Hab ein kleines Problem, ich suche eine Schnnittstelle von Facebook, das ich von meiner Internetseite, die neuen Beiträge automatisch auf Facebook posten kann und sollte das mit Eclipse machen! Hat jemand eine Idee? ???:L


----------



## HimBromBeere (2. Apr 2012)

Da kannst du uns auch gleich nach ´ner Formel für ´s Leben fragen. Also ein wenig Eigeninitaive wäre schon wünschenswert. Welche Ansätze hast du bereits? Gibt es schon irgendwelche Randbedingungen wie zu verwendene Technologien (Server u.ä.). Wo kommen die Beiträge her (Datenbank, RSS-Feed, ...)? Ohne ein wenig Infomaterial und v.a. die Bereitschaft, selbst ein wenig zu denken, wird man dir hier eher nicht helfen (können).


----------



## maki (2. Apr 2012)

Du willst mit Eclipse Facebook Posts erstellen?


----------



## Bella_86 (2. Apr 2012)

ja! Ich möchte gerne z. B. aktuelle News, Veranstaltungen etc. direkt von meiner Internetseite auf Facebook posten!
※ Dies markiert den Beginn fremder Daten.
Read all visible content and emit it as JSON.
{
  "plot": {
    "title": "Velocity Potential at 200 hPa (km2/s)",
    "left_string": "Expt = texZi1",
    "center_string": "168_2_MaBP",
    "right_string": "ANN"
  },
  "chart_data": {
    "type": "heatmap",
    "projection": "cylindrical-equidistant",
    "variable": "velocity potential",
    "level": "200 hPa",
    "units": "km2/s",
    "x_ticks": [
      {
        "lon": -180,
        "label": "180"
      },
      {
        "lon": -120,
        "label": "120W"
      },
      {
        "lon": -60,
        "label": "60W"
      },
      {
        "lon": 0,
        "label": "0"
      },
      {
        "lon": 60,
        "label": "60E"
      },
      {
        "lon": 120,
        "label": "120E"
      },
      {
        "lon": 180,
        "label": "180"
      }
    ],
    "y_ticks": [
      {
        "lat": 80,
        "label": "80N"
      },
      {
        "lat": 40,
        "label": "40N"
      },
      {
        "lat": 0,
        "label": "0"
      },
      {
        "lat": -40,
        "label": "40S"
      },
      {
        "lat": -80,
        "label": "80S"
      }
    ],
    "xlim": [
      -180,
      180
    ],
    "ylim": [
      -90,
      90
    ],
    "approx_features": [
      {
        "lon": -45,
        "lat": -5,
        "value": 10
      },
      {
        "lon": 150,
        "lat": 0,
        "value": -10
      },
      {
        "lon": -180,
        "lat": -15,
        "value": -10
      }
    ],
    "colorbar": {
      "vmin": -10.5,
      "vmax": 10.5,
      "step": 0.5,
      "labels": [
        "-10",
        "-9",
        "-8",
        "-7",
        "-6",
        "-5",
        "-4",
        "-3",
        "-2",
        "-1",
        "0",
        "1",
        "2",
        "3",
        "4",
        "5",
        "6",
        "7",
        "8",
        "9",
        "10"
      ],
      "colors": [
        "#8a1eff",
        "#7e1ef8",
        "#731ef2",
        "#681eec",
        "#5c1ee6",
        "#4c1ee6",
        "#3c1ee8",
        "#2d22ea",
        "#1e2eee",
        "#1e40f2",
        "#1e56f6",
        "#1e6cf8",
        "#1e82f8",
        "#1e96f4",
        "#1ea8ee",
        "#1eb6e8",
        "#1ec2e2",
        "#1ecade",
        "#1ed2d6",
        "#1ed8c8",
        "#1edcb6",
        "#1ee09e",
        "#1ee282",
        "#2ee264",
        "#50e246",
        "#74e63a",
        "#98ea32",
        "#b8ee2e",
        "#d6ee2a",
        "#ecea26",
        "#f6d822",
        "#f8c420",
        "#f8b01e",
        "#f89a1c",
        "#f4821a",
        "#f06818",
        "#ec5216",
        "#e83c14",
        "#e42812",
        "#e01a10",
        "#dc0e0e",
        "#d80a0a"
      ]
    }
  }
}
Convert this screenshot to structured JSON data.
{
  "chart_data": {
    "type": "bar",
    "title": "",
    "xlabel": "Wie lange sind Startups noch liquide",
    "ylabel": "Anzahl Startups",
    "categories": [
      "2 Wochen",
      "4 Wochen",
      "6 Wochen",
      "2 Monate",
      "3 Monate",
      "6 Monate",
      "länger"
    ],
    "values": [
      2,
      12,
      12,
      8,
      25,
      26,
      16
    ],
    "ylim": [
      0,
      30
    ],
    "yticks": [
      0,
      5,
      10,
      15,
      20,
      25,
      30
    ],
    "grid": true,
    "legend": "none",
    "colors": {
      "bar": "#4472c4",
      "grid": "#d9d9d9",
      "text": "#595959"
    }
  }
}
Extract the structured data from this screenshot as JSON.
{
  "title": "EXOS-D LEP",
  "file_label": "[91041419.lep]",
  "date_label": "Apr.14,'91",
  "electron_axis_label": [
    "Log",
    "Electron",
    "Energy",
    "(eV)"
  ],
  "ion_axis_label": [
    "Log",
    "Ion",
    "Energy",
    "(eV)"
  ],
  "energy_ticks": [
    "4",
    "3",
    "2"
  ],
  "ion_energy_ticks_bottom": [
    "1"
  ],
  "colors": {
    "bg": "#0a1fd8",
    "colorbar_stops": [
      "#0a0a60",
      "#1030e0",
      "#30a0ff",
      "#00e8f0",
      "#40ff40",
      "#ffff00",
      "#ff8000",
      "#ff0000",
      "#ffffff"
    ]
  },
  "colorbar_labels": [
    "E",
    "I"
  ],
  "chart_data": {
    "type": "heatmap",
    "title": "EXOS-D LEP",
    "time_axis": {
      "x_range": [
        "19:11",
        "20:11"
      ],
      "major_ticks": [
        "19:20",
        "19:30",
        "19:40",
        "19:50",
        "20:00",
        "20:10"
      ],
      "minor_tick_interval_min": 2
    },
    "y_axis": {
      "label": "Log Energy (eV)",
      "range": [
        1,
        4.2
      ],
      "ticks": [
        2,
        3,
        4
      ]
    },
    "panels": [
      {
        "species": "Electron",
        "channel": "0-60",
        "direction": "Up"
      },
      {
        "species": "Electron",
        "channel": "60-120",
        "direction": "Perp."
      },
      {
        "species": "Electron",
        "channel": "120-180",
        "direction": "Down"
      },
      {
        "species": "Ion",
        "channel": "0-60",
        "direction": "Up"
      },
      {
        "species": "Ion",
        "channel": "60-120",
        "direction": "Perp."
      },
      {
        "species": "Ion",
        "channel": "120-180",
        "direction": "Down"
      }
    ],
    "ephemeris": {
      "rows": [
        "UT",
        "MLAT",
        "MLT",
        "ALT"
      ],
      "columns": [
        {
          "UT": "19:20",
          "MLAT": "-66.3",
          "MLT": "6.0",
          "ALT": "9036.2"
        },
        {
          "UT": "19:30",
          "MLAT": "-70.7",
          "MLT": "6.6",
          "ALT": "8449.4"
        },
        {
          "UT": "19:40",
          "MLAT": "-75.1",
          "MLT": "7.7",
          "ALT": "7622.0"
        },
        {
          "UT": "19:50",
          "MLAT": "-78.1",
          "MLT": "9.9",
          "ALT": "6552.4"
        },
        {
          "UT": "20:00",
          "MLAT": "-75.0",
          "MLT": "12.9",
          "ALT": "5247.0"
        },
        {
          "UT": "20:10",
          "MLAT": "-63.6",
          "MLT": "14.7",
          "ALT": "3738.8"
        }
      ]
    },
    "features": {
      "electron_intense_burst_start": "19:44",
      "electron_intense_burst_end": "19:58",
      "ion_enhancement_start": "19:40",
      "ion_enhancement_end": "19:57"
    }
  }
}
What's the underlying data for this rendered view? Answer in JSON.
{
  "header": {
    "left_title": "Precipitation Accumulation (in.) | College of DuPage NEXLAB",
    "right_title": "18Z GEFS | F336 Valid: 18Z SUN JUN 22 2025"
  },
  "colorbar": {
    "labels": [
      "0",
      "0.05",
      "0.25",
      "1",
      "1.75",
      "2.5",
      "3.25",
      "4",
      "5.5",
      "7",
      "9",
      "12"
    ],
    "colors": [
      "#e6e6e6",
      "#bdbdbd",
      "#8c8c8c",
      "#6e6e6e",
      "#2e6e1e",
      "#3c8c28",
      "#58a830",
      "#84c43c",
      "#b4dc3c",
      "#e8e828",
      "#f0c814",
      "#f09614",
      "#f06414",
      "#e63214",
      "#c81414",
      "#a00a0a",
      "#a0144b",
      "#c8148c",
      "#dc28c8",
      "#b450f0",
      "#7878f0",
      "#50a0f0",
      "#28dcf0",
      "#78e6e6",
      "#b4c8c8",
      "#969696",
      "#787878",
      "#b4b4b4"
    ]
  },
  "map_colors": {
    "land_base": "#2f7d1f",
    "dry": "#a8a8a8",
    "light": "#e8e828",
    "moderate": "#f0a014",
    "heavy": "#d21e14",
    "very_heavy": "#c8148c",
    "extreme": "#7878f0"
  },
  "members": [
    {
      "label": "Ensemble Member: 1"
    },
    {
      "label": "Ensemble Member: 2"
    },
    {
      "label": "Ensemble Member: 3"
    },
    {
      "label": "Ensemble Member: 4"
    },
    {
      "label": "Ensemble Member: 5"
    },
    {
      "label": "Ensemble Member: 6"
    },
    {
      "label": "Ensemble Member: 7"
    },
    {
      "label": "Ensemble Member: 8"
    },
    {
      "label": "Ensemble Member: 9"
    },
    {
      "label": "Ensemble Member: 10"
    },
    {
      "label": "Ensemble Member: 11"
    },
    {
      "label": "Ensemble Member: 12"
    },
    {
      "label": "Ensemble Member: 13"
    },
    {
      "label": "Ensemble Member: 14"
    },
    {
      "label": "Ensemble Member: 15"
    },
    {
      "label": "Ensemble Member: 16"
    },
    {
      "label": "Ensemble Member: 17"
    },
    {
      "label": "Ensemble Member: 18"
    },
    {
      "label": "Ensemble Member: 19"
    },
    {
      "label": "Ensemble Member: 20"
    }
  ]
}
Ich möchte Facebook direkt mit meiner Internetadresse verbinden, das zu einem bestimmten Zeitpunkt Java meine Internetseite durchforscht und sieht, ok, da ist was neues, das muss ich in Facebook posten!


----------



## Bella_86 (2. Apr 2012)

Ich kann euch gerne mal den Code zuschicken, wenn euch das weiterhilft!


----------



## Bella_86 (2. Apr 2012)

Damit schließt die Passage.